As has been said many a time; ‘where paring knife suffices, battle axe is precluded’. Therefore, as has been held by the Hon’ble Apex Court in catena of decisions, the Court will not interfere with the order of punishment, unless the punishment which shocks the conscience of the Court. 7. In view of the reasons stated in the foregoing paragraphs, the impugned order dated 11.09.1998 passed by the respondent no.4, vide Annexure-1 and the order of the appellate authority dated 10.03.2004 vide Annexure-2 are hereby quashed and set aside. 8. But the case in hand, on perusal of the charges, the enquiry report and the punishment by the disciplinary authority as well as the appellate authority, it can be safely concluded that the punishment as has been awarded by the disciplinary authority warrants interference because of disproportionate punishment.
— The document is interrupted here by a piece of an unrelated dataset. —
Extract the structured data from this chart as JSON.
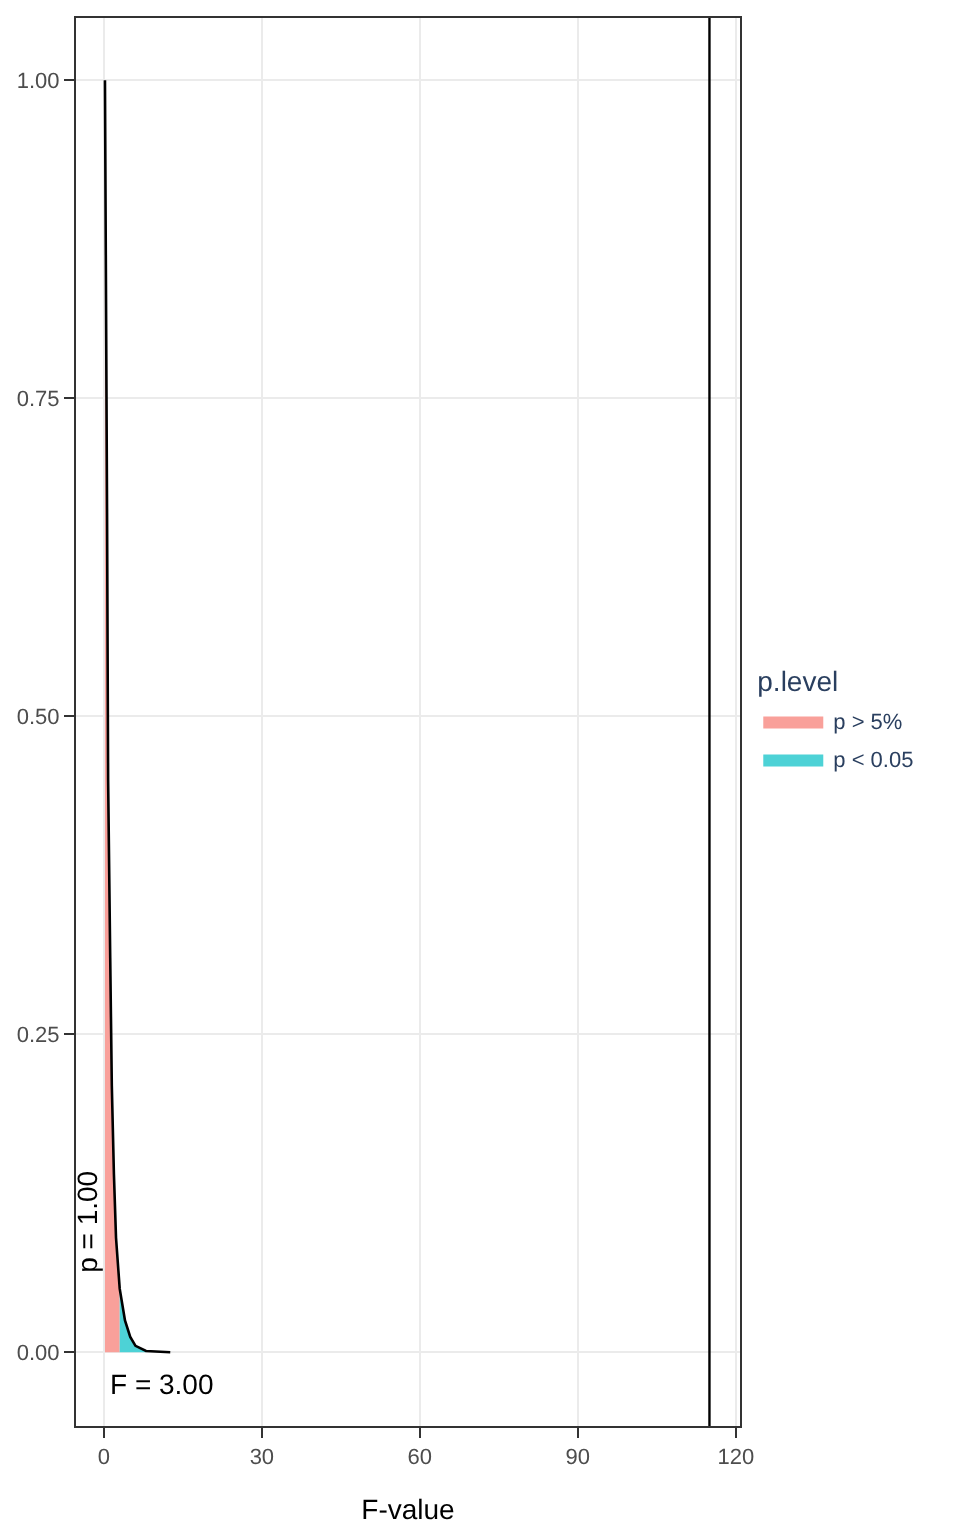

Since the matter falls exclusively within the domain of the competent authority i.e. disciplinary authority, it would be appropriate to remit the matter to the disciplinary authority to consider the matter afresh on the quantum of punishment, who shall pass an appropriate order in accordance with law within a period of three months from the date of communication of the order. 9. With the aforesaid direction, the writ petition stands disposed of.